Il presidente Roberti a fine mese incontrerà la premier Giorgia Meloni. Sul tavolo ci sarà la sanità, ancora una volta. Ma una cosa è chiara: più tagli e più ridimensionamenti non sono possibili. Immaginare un territorio come quello della provincia di Isernia senza una sala di emodinamica è pura follia. Le condizioni viarie, il clima, la dispersione demografica, non sono comparabili con quelle della Lombardia o dell’Emilia. Eppure lo Stato continua a misurare tutto con lo stesso metro.

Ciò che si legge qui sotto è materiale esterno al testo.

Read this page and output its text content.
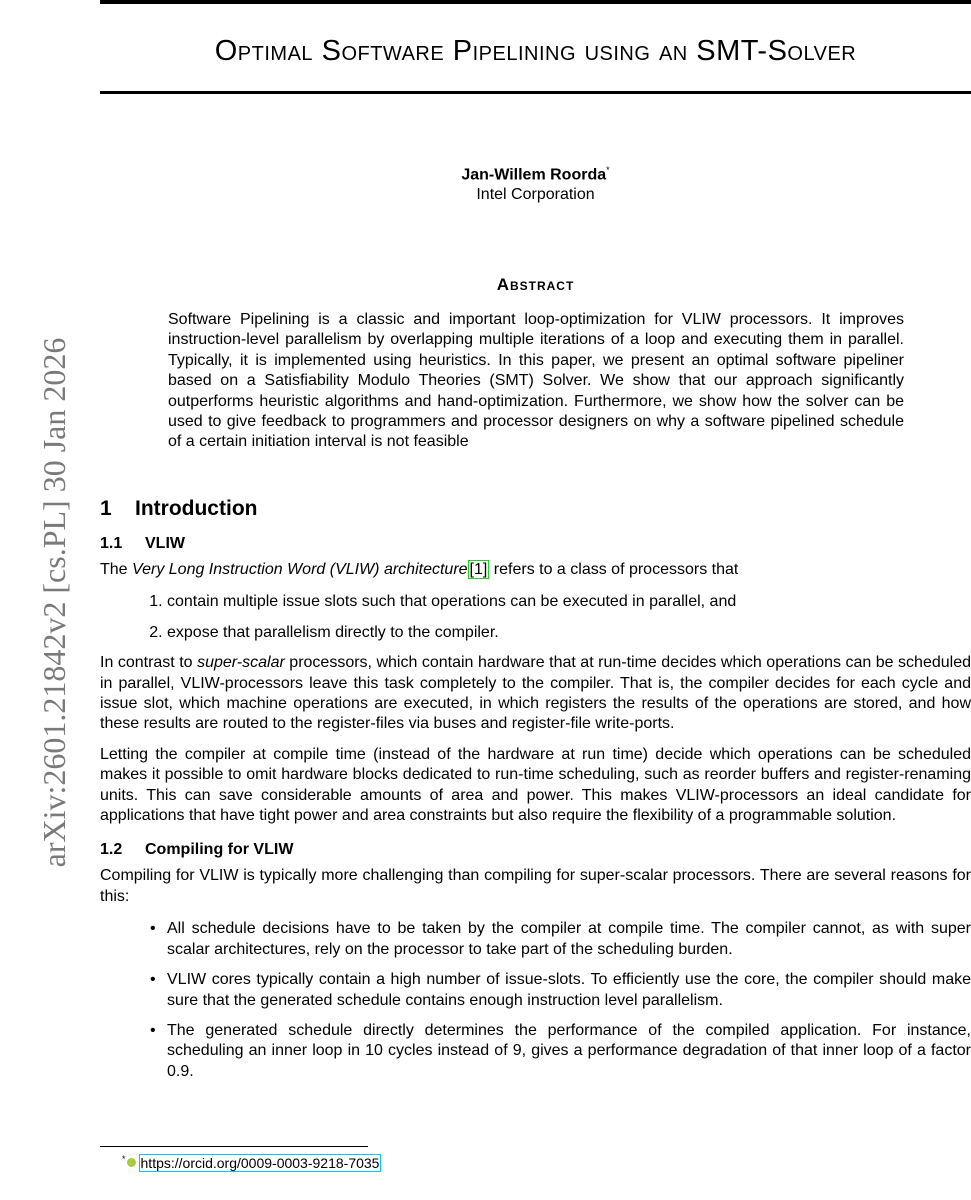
arXiv:2601.21842v2 [cs.PL] 30 Jan 2026
Optimal Software Pipelining using an SMT-Solver
Jan-Willem Roorda*
Intel Corporation
Abstract
Software Pipelining is a classic and important loop-optimization for VLIW processors. It improves instruction-level parallelism by overlapping multiple iterations of a loop and executing them in parallel. Typically, it is implemented using heuristics. In this paper, we present an optimal software pipeliner based on a Satisfiability Modulo Theories (SMT) Solver. We show that our approach significantly outperforms heuristic algorithms and hand-optimization. Furthermore, we show how the solver can be used to give feedback to programmers and processor designers on why a software pipelined schedule of a certain initiation interval is not feasible
1 Introduction
1.1 VLIW

The Very Long Instruction Word (VLIW) architecture [1] refers to a class of processors that

1. contain multiple issue slots such that operations can be executed in parallel, and
2. expose that parallelism directly to the compiler.

In contrast to super-scalar processors, which contain hardware that at run-time decides which operations can be scheduled in parallel, VLIW-processors leave this task completely to the compiler. That is, the compiler decides for each cycle and issue slot, which machine operations are executed, in which registers the results of the operations are stored, and how these results are routed to the register-files via buses and register-file write-ports.

Letting the compiler at compile time (instead of the hardware at run time) decide which operations can be scheduled makes it possible to omit hardware blocks dedicated to run-time scheduling, such as reorder buffers and register-renaming units. This can save considerable amounts of area and power. This makes VLIW-processors an ideal candidate for applications that have tight power and area constraints but also require the flexibility of a programmable solution.

1.2 Compiling for VLIW

Compiling for VLIW is typically more challenging than compiling for super-scalar processors. There are several reasons for this:

• All schedule decisions have to be taken by the compiler at compile time. The compiler cannot, as with super scalar architectures, rely on the processor to take part of the scheduling burden.
• VLIW cores typically contain a high number of issue-slots. To efficiently use the core, the compiler should make sure that the generated schedule contains enough instruction level parallelism.
• The generated schedule directly determines the performance of the compiled application. For instance, scheduling an inner loop in 10 cycles instead of 9, gives a performance degradation of that inner loop of a factor 0.9.
* https://orcid.org/0009-0003-9218-7035
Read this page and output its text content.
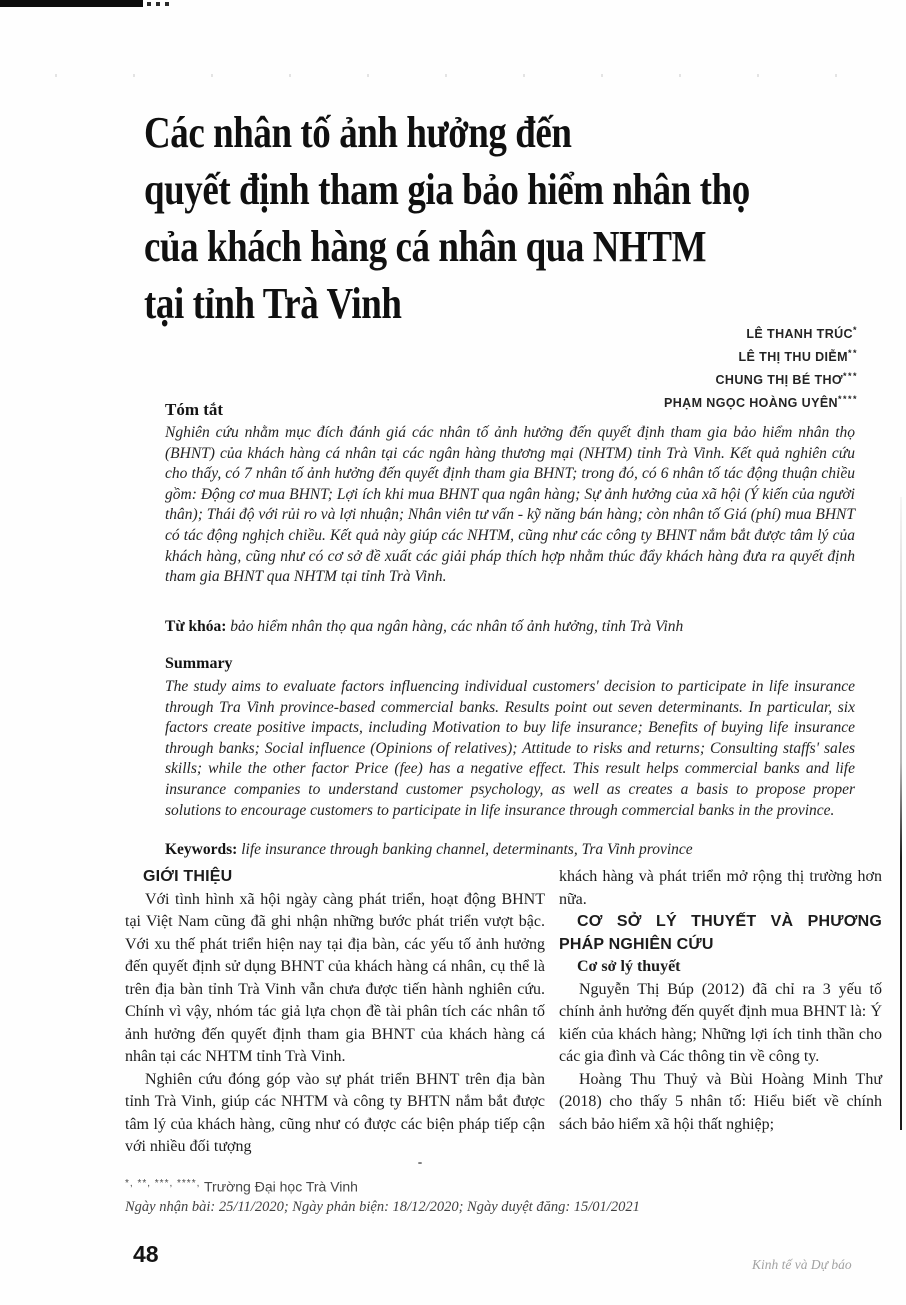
Các nhân tố ảnh hưởng đến
quyết định tham gia bảo hiểm nhân thọ
của khách hàng cá nhân qua NHTM
tại tỉnh Trà Vinh
LÊ THANH TRÚC*
LÊ THỊ THU DIỄM**
CHUNG THỊ BÉ THƠ***
PHẠM NGỌC HOÀNG UYÊN****
Tóm tắt
Nghiên cứu nhằm mục đích đánh giá các nhân tố ảnh hưởng đến quyết định tham gia bảo hiểm nhân thọ (BHNT) của khách hàng cá nhân tại các ngân hàng thương mại (NHTM) tỉnh Trà Vinh. Kết quả nghiên cứu cho thấy, có 7 nhân tố ảnh hưởng đến quyết định tham gia BHNT; trong đó, có 6 nhân tố tác động thuận chiều gồm: Động cơ mua BHNT; Lợi ích khi mua BHNT qua ngân hàng; Sự ảnh hưởng của xã hội (Ý kiến của người thân); Thái độ với rủi ro và lợi nhuận; Nhân viên tư vấn - kỹ năng bán hàng; còn nhân tố Giá (phí) mua BHNT có tác động nghịch chiều. Kết quả này giúp các NHTM, cũng như các công ty BHNT nắm bắt được tâm lý của khách hàng, cũng như có cơ sở đề xuất các giải pháp thích hợp nhằm thúc đẩy khách hàng đưa ra quyết định tham gia BHNT qua NHTM tại tỉnh Trà Vinh.
Từ khóa: bảo hiểm nhân thọ qua ngân hàng, các nhân tố ảnh hưởng, tỉnh Trà Vinh
Summary
The study aims to evaluate factors influencing individual customers' decision to participate in life insurance through Tra Vinh province-based commercial banks. Results point out seven determinants. In particular, six factors create positive impacts, including Motivation to buy life insurance; Benefits of buying life insurance through banks; Social influence (Opinions of relatives); Attitude to risks and returns; Consulting staffs' sales skills; while the other factor Price (fee) has a negative effect. This result helps commercial banks and life insurance companies to understand customer psychology, as well as creates a basis to propose proper solutions to encourage customers to participate in life insurance through commercial banks in the province.
Keywords: life insurance through banking channel, determinants, Tra Vinh province

GIỚI THIỆU

Với tình hình xã hội ngày càng phát triển, hoạt động BHNT tại Việt Nam cũng đã ghi nhận những bước phát triển vượt bậc. Với xu thế phát triển hiện nay tại địa bàn, các yếu tố ảnh hưởng đến quyết định sử dụng BHNT của khách hàng cá nhân, cụ thể là trên địa bàn tỉnh Trà Vinh vẫn chưa được tiến hành nghiên cứu. Chính vì vậy, nhóm tác giả lựa chọn đề tài phân tích các nhân tố ảnh hưởng đến quyết định tham gia BHNT của khách hàng cá nhân tại các NHTM tỉnh Trà Vinh.

Nghiên cứu đóng góp vào sự phát triển BHNT trên địa bàn tỉnh Trà Vinh, giúp các NHTM và công ty BHTN nắm bắt được tâm lý của khách hàng, cũng như có được các biện pháp tiếp cận với nhiều đối tượng

khách hàng và phát triển mở rộng thị trường hơn nữa.

CƠ SỞ LÝ THUYẾT VÀ PHƯƠNG PHÁP NGHIÊN CỨU

Cơ sở lý thuyết

Nguyễn Thị Búp (2012) đã chỉ ra 3 yếu tố chính ảnh hưởng đến quyết định mua BHNT là: Ý kiến của khách hàng; Những lợi ích tinh thần cho các gia đình và Các thông tin về công ty.

Hoàng Thu Thuỷ và Bùi Hoàng Minh Thư (2018) cho thấy 5 nhân tố: Hiểu biết về chính sách bảo hiểm xã hội thất nghiệp;

*, **, ***, ****, Trường Đại học Trà Vinh
Ngày nhận bài: 25/11/2020; Ngày phản biện: 18/12/2020; Ngày duyệt đăng: 15/01/2021
48	Kinh tế và Dự báo
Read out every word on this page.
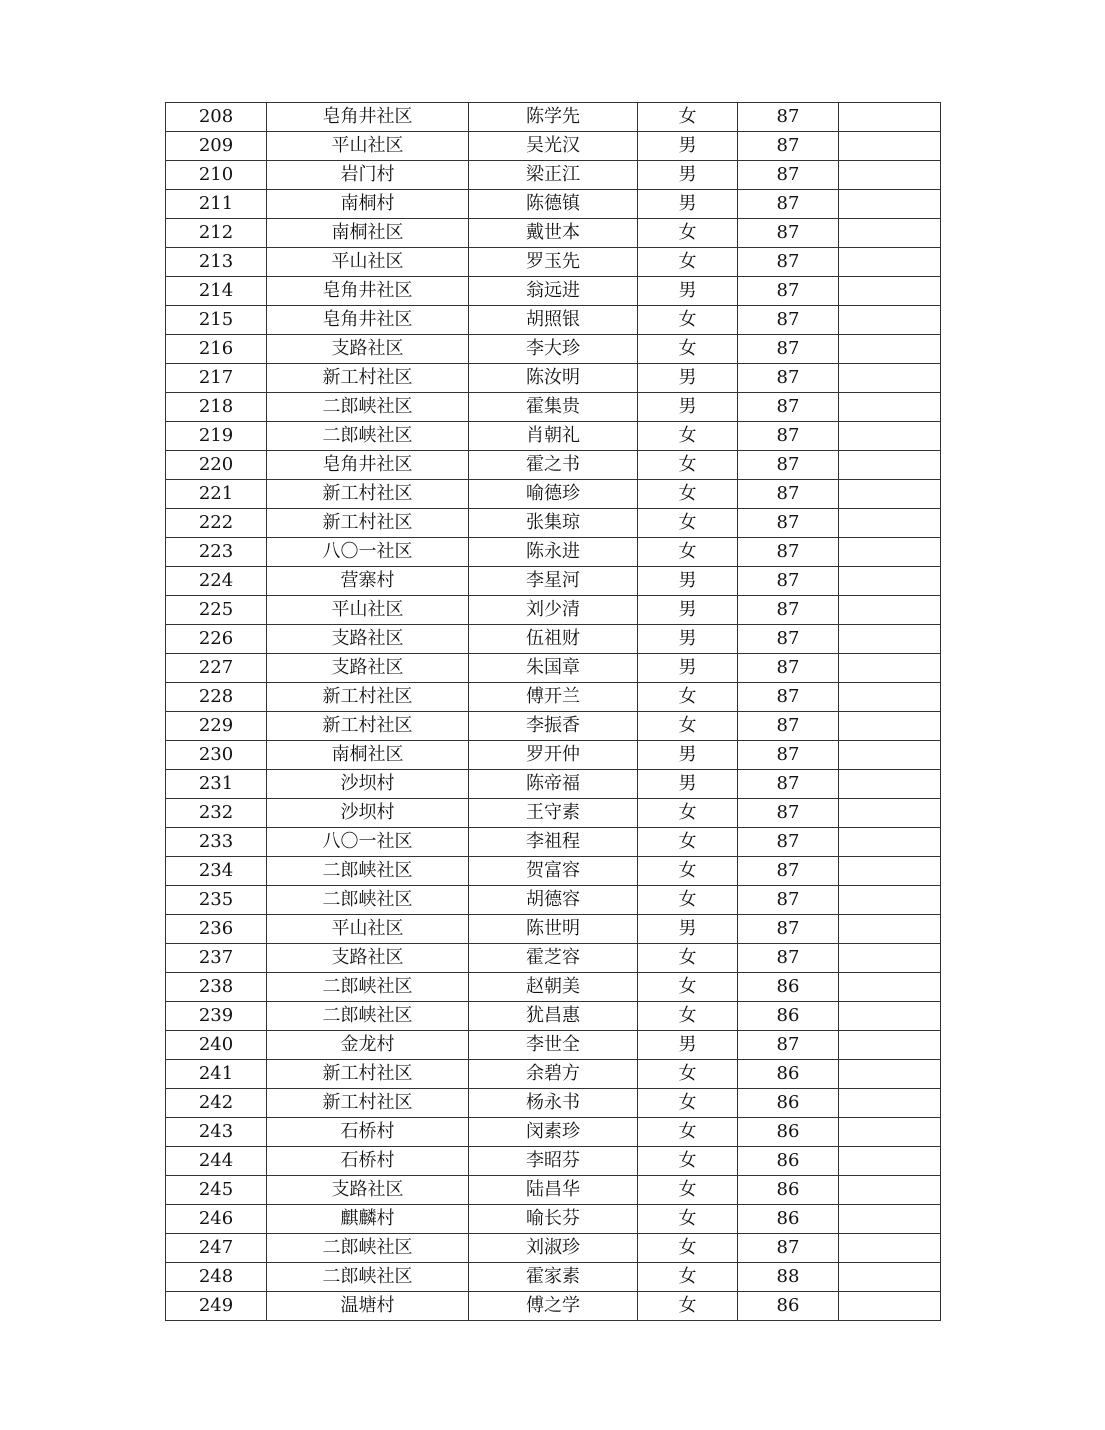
208	皂角井社区	陈学先	女	87	
209	平山社区	吴光汉	男	87	
210	岩门村	梁正江	男	87	
211	南桐村	陈德镇	男	87	
212	南桐社区	戴世本	女	87	
213	平山社区	罗玉先	女	87	
214	皂角井社区	翁远进	男	87	
215	皂角井社区	胡照银	女	87	
216	支路社区	李大珍	女	87	
217	新工村社区	陈汝明	男	87	
218	二郎峡社区	霍集贵	男	87	
219	二郎峡社区	肖朝礼	女	87	
220	皂角井社区	霍之书	女	87	
221	新工村社区	喻德珍	女	87	
222	新工村社区	张集琼	女	87	
223	八〇一社区	陈永进	女	87	
224	营寨村	李星河	男	87	
225	平山社区	刘少清	男	87	
226	支路社区	伍祖财	男	87	
227	支路社区	朱国章	男	87	
228	新工村社区	傅开兰	女	87	
229	新工村社区	李振香	女	87	
230	南桐社区	罗开仲	男	87	
231	沙坝村	陈帝福	男	87	
232	沙坝村	王守素	女	87	
233	八〇一社区	李祖程	女	87	
234	二郎峡社区	贺富容	女	87	
235	二郎峡社区	胡德容	女	87	
236	平山社区	陈世明	男	87	
237	支路社区	霍芝容	女	87	
238	二郎峡社区	赵朝美	女	86	
239	二郎峡社区	犹昌惠	女	86	
240	金龙村	李世全	男	87	
241	新工村社区	余碧方	女	86	
242	新工村社区	杨永书	女	86	
243	石桥村	闵素珍	女	86	
244	石桥村	李昭芬	女	86	
245	支路社区	陆昌华	女	86	
246	麒麟村	喻长芬	女	86	
247	二郎峡社区	刘淑珍	女	87	
248	二郎峡社区	霍家素	女	88	
249	温塘村	傅之学	女	86	
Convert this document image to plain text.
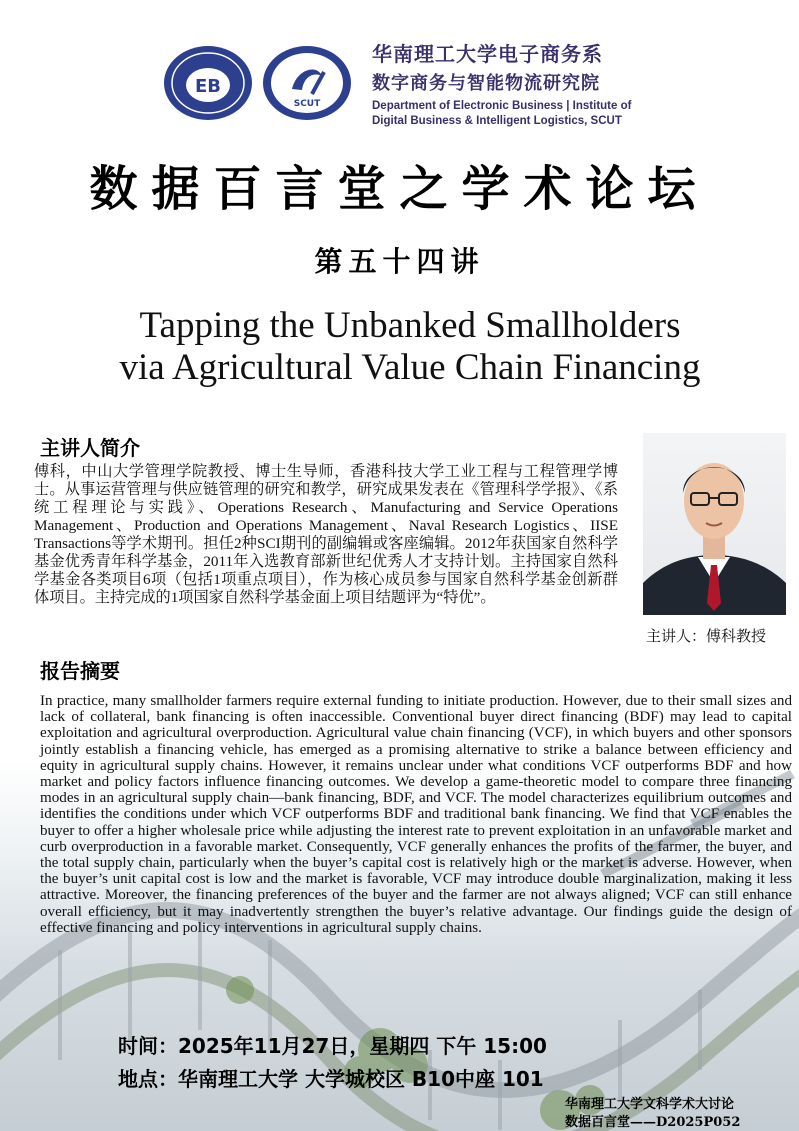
EB
SCUT
华南理工大学电子商务系
数字商务与智能物流研究院
Department of Electronic Business | Institute of
Digital Business & Intelligent Logistics, SCUT
数据百言堂之学术论坛
第五十四讲
Tapping the Unbanked Smallholders
via Agricultural Value Chain Financing
主讲人简介
傅科，中山大学管理学院教授、博士生导师，香港科技大学工业工程与工程管理学博士。从事运营管理与供应链管理的研究和教学，研究成果发表在《管理科学学报》、《系统工程理论与实践》、Operations Research、Manufacturing and Service Operations Management、Production and Operations Management、Naval Research Logistics、IISE Transactions等学术期刊。担任2种SCI期刊的副编辑或客座编辑。2012年获国家自然科学基金优秀青年科学基金，2011年入选教育部新世纪优秀人才支持计划。主持国家自然科学基金各类项目6项（包括1项重点项目），作为核心成员参与国家自然科学基金创新群体项目。主持完成的1项国家自然科学基金面上项目结题评为“特优”。
主讲人：傅科教授
报告摘要
In practice, many smallholder farmers require external funding to initiate production. However, due to their small sizes and lack of collateral, bank financing is often inaccessible. Conventional buyer direct financing (BDF) may lead to capital exploitation and agricultural overproduction. Agricultural value chain financing (VCF), in which buyers and other sponsors jointly establish a financing vehicle, has emerged as a promising alternative to strike a balance between efficiency and equity in agricultural supply chains. However, it remains unclear under what conditions VCF outperforms BDF and how market and policy factors influence financing outcomes. We develop a game-theoretic model to compare three financing modes in an agricultural supply chain—bank financing, BDF, and VCF. The model characterizes equilibrium outcomes and identifies the conditions under which VCF outperforms BDF and traditional bank financing. We find that VCF enables the buyer to offer a higher wholesale price while adjusting the interest rate to prevent exploitation in an unfavorable market and curb overproduction in a favorable market. Consequently, VCF generally enhances the profits of the farmer, the buyer, and the total supply chain, particularly when the buyer’s capital cost is relatively high or the market is adverse. However, when the buyer’s unit capital cost is low and the market is favorable, VCF may introduce double marginalization, making it less attractive. Moreover, the financing preferences of the buyer and the farmer are not always aligned; VCF can still enhance overall efficiency, but it may inadvertently strengthen the buyer’s relative advantage. Our findings guide the design of effective financing and policy interventions in agricultural supply chains.
时间：2025年11月27日，星期四 下午 15:00
地点：华南理工大学 大学城校区 B10中座 101
华南理工大学文科学术大讨论
数据百言堂——D2025P052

Serve un cambio radicale. Il Molise non può più essere trattato come una regione “ordinaria”: non ne ha i numeri, non ne ha le condizioni. Deve essere equiparato alle regioni a Statuto speciale, altrimenti è condannato. Perché i costi di gestione di una sanità in un territorio fragile e frammentato non sono gli stessi delle grandi regioni industrializzate. E perché continuare a considerare crediti come debiti – le somme che il Molise anticipa per curare pazienti provenienti da altre regioni – significa falsare i conti e perpetuare un’ingiustizia che strangola la comunità.

Dopo oltre 15 anni di commissariamento, il bilancio è chiaro: lo Stato ha fallito. Non per colpa dei commissari, ma per un sistema che non funziona. È arrivato il tempo di dire basta.

Il malcontento cova sotto la cenere: silenzioso, non urlato, ma reale. Ed è forse questo il segnale più pericoloso. Perché anche il popolo più pacifico, schivo, sano, quando la misura è colma diventa indomito.

Il viaggio della speranza del presidente Roberti a Roma, a fine ottobre, deve essere l’ultimo. O da lì prenderà forma un cambio di rotta concreto, oppure il Molise sarà definitivamente condannato.

Chi vive in questa terra è stanco, sfinito. Davvero.